Da Kyrgios a Pascal Maria
A Fognini è stato poi chiesto quale fosse il suo torneo preferito: "Sono sempre stato un terraiolo, quindi mi è sempre piaciuto il Roland Garros. Ultimamente però mi è piaciuta molto l'Australia: mi metteva tranquillità e serenità, tutti erano molto cordiali e Melbourne è bellissima. E poi soprattutto il clima, che per me incide molto". Non poteva quindi mancare un commento su Pascal Maria, co-protagonista dell'iconico episodio "ha preso il gesso" a Wimbledon: "Rido anch'io pensandoci nonostante mi sia costato 12 mila pounds di multa. C'è un bellissimo rapporto: ogni volta che ci vediamo mi abbraccia. Parliamo mezzo italiano e mezzo francese". Infine, su Nick Kyrgios: "Molta gente lo ama e pensa che sia un idolo, mentre altra gente lo odia e pensa che sia uno sbruffone. Io che l'ho visto da dentro posso dire che Kyrgios è così, non gliene frega una mazza. Come ho sempre detto, abbiamo bisogno di personaggi così. Al giorno d'oggi manca uno come lui".
Su Ballando con le stelle
"L'anno scorso ho fatto il ballerino per una notte: mi sono ucciso, ma mi sono divertito un sacco. Era un programma che mi stava dietro da tanto tempo e ora ne ho avuto l'occasione. Ho dovuto parlarne con la capa di casa. Sapevo che dovevo cogliere quest'occasione adesso: ho detto 'magari m'intrattengo un po' più a lungo', visto che dura tre mesi, e poi vediamo. Se a livello tennistico qualcosa si presenta prenderò le mie decisioni.

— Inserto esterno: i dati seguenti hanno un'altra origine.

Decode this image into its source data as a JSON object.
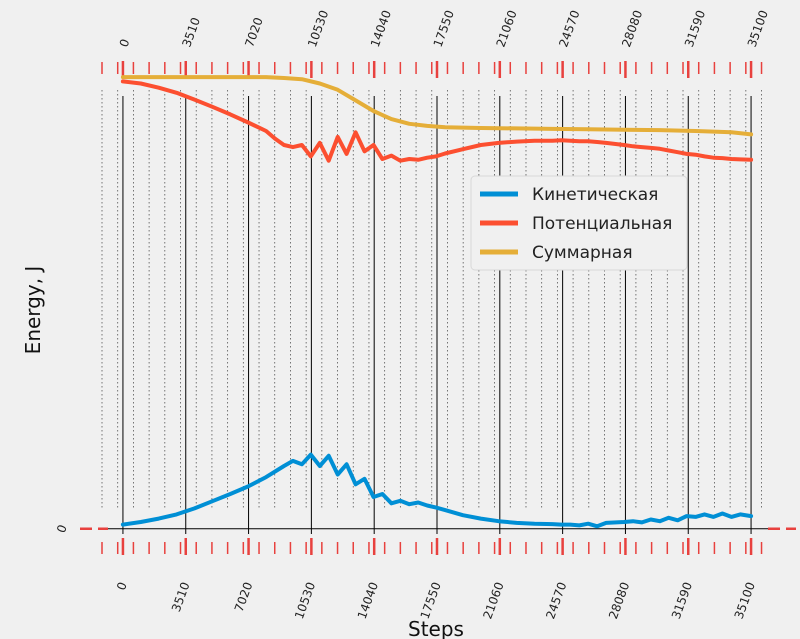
{
  "chart_data": {
    "type": "line",
    "title": "",
    "xlabel": "Steps",
    "ylabel": "Energy, J",
    "xlim": [
      -1170,
      36270
    ],
    "ylim": [
      -0.05,
      1.07
    ],
    "x_ticks": [
      0,
      3510,
      7020,
      10530,
      14040,
      17550,
      21060,
      24570,
      28080,
      31590,
      35100
    ],
    "x_tick_labels": [
      "0",
      "3510",
      "7020",
      "10530",
      "14040",
      "17550",
      "21060",
      "24570",
      "28080",
      "31590",
      "35100"
    ],
    "y_ticks": [
      0
    ],
    "y_tick_labels": [
      "0"
    ],
    "grid": true,
    "legend": {
      "placement": "center-right",
      "entries": [
        "Кинетическая",
        "Потенциальная",
        "Суммарная"
      ]
    },
    "series": [
      {
        "name": "Кинетическая",
        "color": "#008fd5",
        "x": [
          0,
          1000,
          2000,
          3000,
          4000,
          5000,
          6000,
          7000,
          8000,
          9000,
          9500,
          10000,
          10500,
          11000,
          11500,
          12000,
          12500,
          13000,
          13500,
          14000,
          14500,
          15000,
          15500,
          16000,
          16500,
          17000,
          17500,
          18000,
          19000,
          20000,
          21000,
          22000,
          23000,
          24000,
          24500,
          25000,
          25500,
          26000,
          26500,
          27000,
          28000,
          28500,
          29000,
          29500,
          30000,
          30500,
          31000,
          31500,
          32000,
          32500,
          33000,
          33500,
          34000,
          34500,
          35100
        ],
        "y": [
          0.01,
          0.016,
          0.024,
          0.034,
          0.048,
          0.065,
          0.082,
          0.1,
          0.122,
          0.148,
          0.16,
          0.152,
          0.175,
          0.148,
          0.172,
          0.128,
          0.152,
          0.105,
          0.118,
          0.075,
          0.082,
          0.06,
          0.066,
          0.058,
          0.062,
          0.055,
          0.05,
          0.044,
          0.032,
          0.024,
          0.018,
          0.014,
          0.012,
          0.011,
          0.01,
          0.01,
          0.008,
          0.012,
          0.006,
          0.014,
          0.016,
          0.018,
          0.015,
          0.022,
          0.018,
          0.026,
          0.02,
          0.03,
          0.028,
          0.034,
          0.028,
          0.036,
          0.028,
          0.034,
          0.03
        ]
      },
      {
        "name": "Потенциальная",
        "color": "#fc4f30",
        "x": [
          0,
          1000,
          2000,
          3000,
          4000,
          5000,
          6000,
          7000,
          8000,
          8500,
          9000,
          9500,
          10000,
          10500,
          11000,
          11500,
          12000,
          12500,
          13000,
          13500,
          14000,
          14500,
          15000,
          15500,
          16000,
          16500,
          17000,
          17500,
          18000,
          19000,
          20000,
          21000,
          22000,
          23000,
          24000,
          24500,
          25000,
          25500,
          26000,
          26500,
          27000,
          28000,
          28500,
          29000,
          29500,
          30000,
          30500,
          31000,
          31500,
          32000,
          32500,
          33000,
          33500,
          34000,
          34500,
          35100
        ],
        "y": [
          1.055,
          1.05,
          1.04,
          1.028,
          1.012,
          0.995,
          0.977,
          0.958,
          0.938,
          0.92,
          0.905,
          0.9,
          0.905,
          0.878,
          0.91,
          0.868,
          0.924,
          0.884,
          0.935,
          0.89,
          0.905,
          0.872,
          0.88,
          0.868,
          0.872,
          0.87,
          0.875,
          0.878,
          0.885,
          0.895,
          0.905,
          0.91,
          0.913,
          0.915,
          0.915,
          0.916,
          0.915,
          0.914,
          0.914,
          0.912,
          0.91,
          0.905,
          0.902,
          0.9,
          0.898,
          0.896,
          0.892,
          0.888,
          0.884,
          0.882,
          0.878,
          0.875,
          0.874,
          0.872,
          0.871,
          0.87
        ]
      },
      {
        "name": "Суммарная",
        "color": "#e5ae38",
        "x": [
          0,
          2000,
          4000,
          6000,
          8000,
          9000,
          10000,
          11000,
          12000,
          13000,
          14000,
          15000,
          16000,
          17000,
          18000,
          20000,
          22000,
          24000,
          26000,
          28000,
          30000,
          32000,
          34000,
          35100
        ],
        "y": [
          1.065,
          1.065,
          1.065,
          1.065,
          1.065,
          1.063,
          1.06,
          1.05,
          1.035,
          1.01,
          0.985,
          0.966,
          0.955,
          0.95,
          0.947,
          0.945,
          0.944,
          0.943,
          0.942,
          0.941,
          0.94,
          0.938,
          0.935,
          0.93
        ]
      }
    ]
  }
}
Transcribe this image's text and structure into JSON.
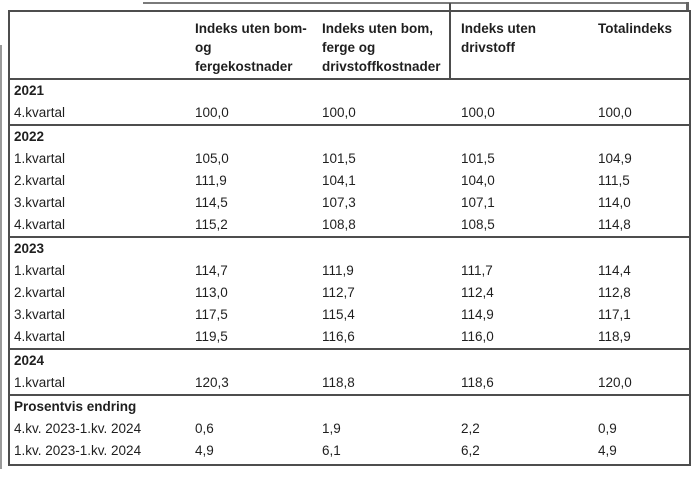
{
  "page": {
    "background": "#ffffff"
  },
  "colors": {
    "border_dark": "#4d4d4d",
    "artifact_grey": "#7a7a7a",
    "text": "#1f1f1f"
  },
  "chart_data": {
    "type": "table",
    "title": "",
    "columns": [
      {
        "label": "",
        "display": ""
      },
      {
        "label": "Indeks uten bom- og fergekostnader",
        "display": "Indeks uten bom-\nog\nfergekostnader"
      },
      {
        "label": "Indeks uten bom, ferge og drivstoffkostnader",
        "display": "Indeks uten bom,\nferge og\ndrivstoffkostnader"
      },
      {
        "label": "Indeks uten drivstoff",
        "display": "Indeks uten\ndrivstoff"
      },
      {
        "label": "Totalindeks",
        "display": "Totalindeks"
      }
    ],
    "sections": [
      {
        "header": "2021",
        "rows": [
          {
            "label": "4.kvartal",
            "values": [
              "100,0",
              "100,0",
              "100,0",
              "100,0"
            ]
          }
        ]
      },
      {
        "header": "2022",
        "rows": [
          {
            "label": "1.kvartal",
            "values": [
              "105,0",
              "101,5",
              "101,5",
              "104,9"
            ]
          },
          {
            "label": "2.kvartal",
            "values": [
              "111,9",
              "104,1",
              "104,0",
              "111,5"
            ]
          },
          {
            "label": "3.kvartal",
            "values": [
              "114,5",
              "107,3",
              "107,1",
              "114,0"
            ]
          },
          {
            "label": "4.kvartal",
            "values": [
              "115,2",
              "108,8",
              "108,5",
              "114,8"
            ]
          }
        ]
      },
      {
        "header": "2023",
        "rows": [
          {
            "label": "1.kvartal",
            "values": [
              "114,7",
              "111,9",
              "111,7",
              "114,4"
            ]
          },
          {
            "label": "2.kvartal",
            "values": [
              "113,0",
              "112,7",
              "112,4",
              "112,8"
            ]
          },
          {
            "label": "3.kvartal",
            "values": [
              "117,5",
              "115,4",
              "114,9",
              "117,1"
            ]
          },
          {
            "label": "4.kvartal",
            "values": [
              "119,5",
              "116,6",
              "116,0",
              "118,9"
            ]
          }
        ]
      },
      {
        "header": "2024",
        "rows": [
          {
            "label": "1.kvartal",
            "values": [
              "120,3",
              "118,8",
              "118,6",
              "120,0"
            ]
          }
        ]
      },
      {
        "header": "Prosentvis endring",
        "rows": [
          {
            "label": "4.kv. 2023-1.kv. 2024",
            "values": [
              "0,6",
              "1,9",
              "2,2",
              "0,9"
            ]
          },
          {
            "label": "1.kv. 2023-1.kv. 2024",
            "values": [
              "4,9",
              "6,1",
              "6,2",
              "4,9"
            ]
          }
        ]
      }
    ]
  }
}
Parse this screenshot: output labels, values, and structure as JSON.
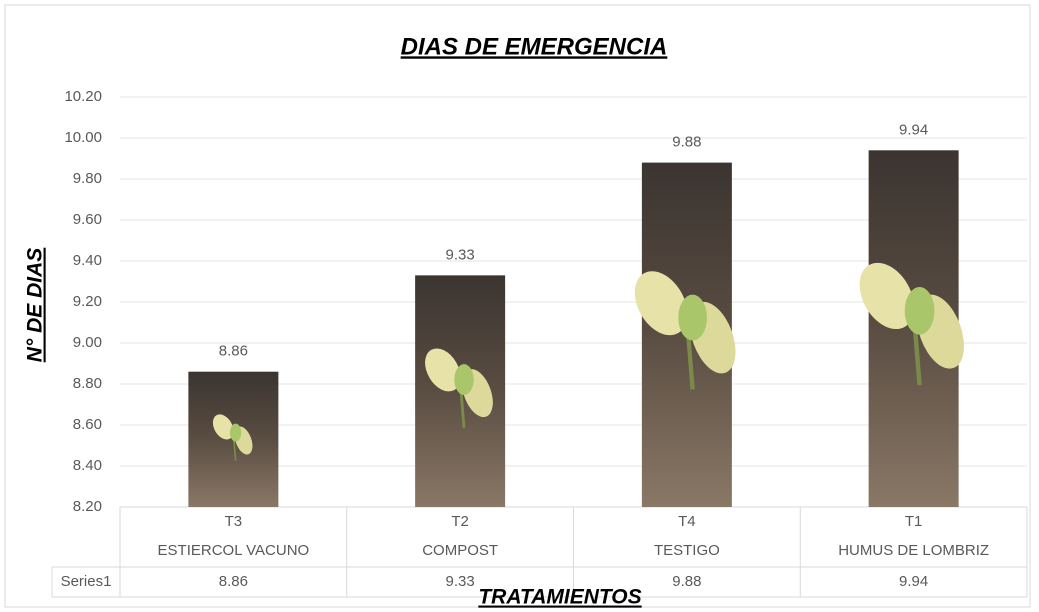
{
  "chart_data": {
    "type": "bar",
    "title": "DIAS DE EMERGENCIA",
    "x_label": "TRATAMIENTOS",
    "y_label": "N° DE DIAS",
    "categories": [
      [
        "T3",
        "ESTIERCOL VACUNO"
      ],
      [
        "T2",
        "COMPOST"
      ],
      [
        "T4",
        "TESTIGO"
      ],
      [
        "T1",
        "HUMUS DE LOMBRIZ"
      ]
    ],
    "series": [
      {
        "name": "Series1",
        "values": [
          8.86,
          9.33,
          9.88,
          9.94
        ]
      }
    ],
    "ylim": [
      8.2,
      10.2
    ],
    "yticks": [
      {
        "value": 8.2,
        "label": "8.20"
      },
      {
        "value": 8.4,
        "label": "8.40"
      },
      {
        "value": 8.6,
        "label": "8.60"
      },
      {
        "value": 8.8,
        "label": "8.80"
      },
      {
        "value": 9.0,
        "label": "9.00"
      },
      {
        "value": 9.2,
        "label": "9.20"
      },
      {
        "value": 9.4,
        "label": "9.40"
      },
      {
        "value": 9.6,
        "label": "9.60"
      },
      {
        "value": 9.8,
        "label": "9.80"
      },
      {
        "value": 10.0,
        "label": "10.00"
      },
      {
        "value": 10.2,
        "label": "10.20"
      }
    ],
    "grid": true,
    "data_table": true
  }
}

È stata dura. Milly mi ha dovuto chiamare un paio di volte, ho detto di sì ma con la stessa ballerina dell'anno scorso che mi conosce. Come prima cosa spero di divertirmi e poi magari di azzeccare qualche passo. Lo prenderò come un lavoro, perché lo è, ma voglio divertirmi e cercare di performare. Le otto puntate ce le ho garantite, poi dipenderà se mi votate".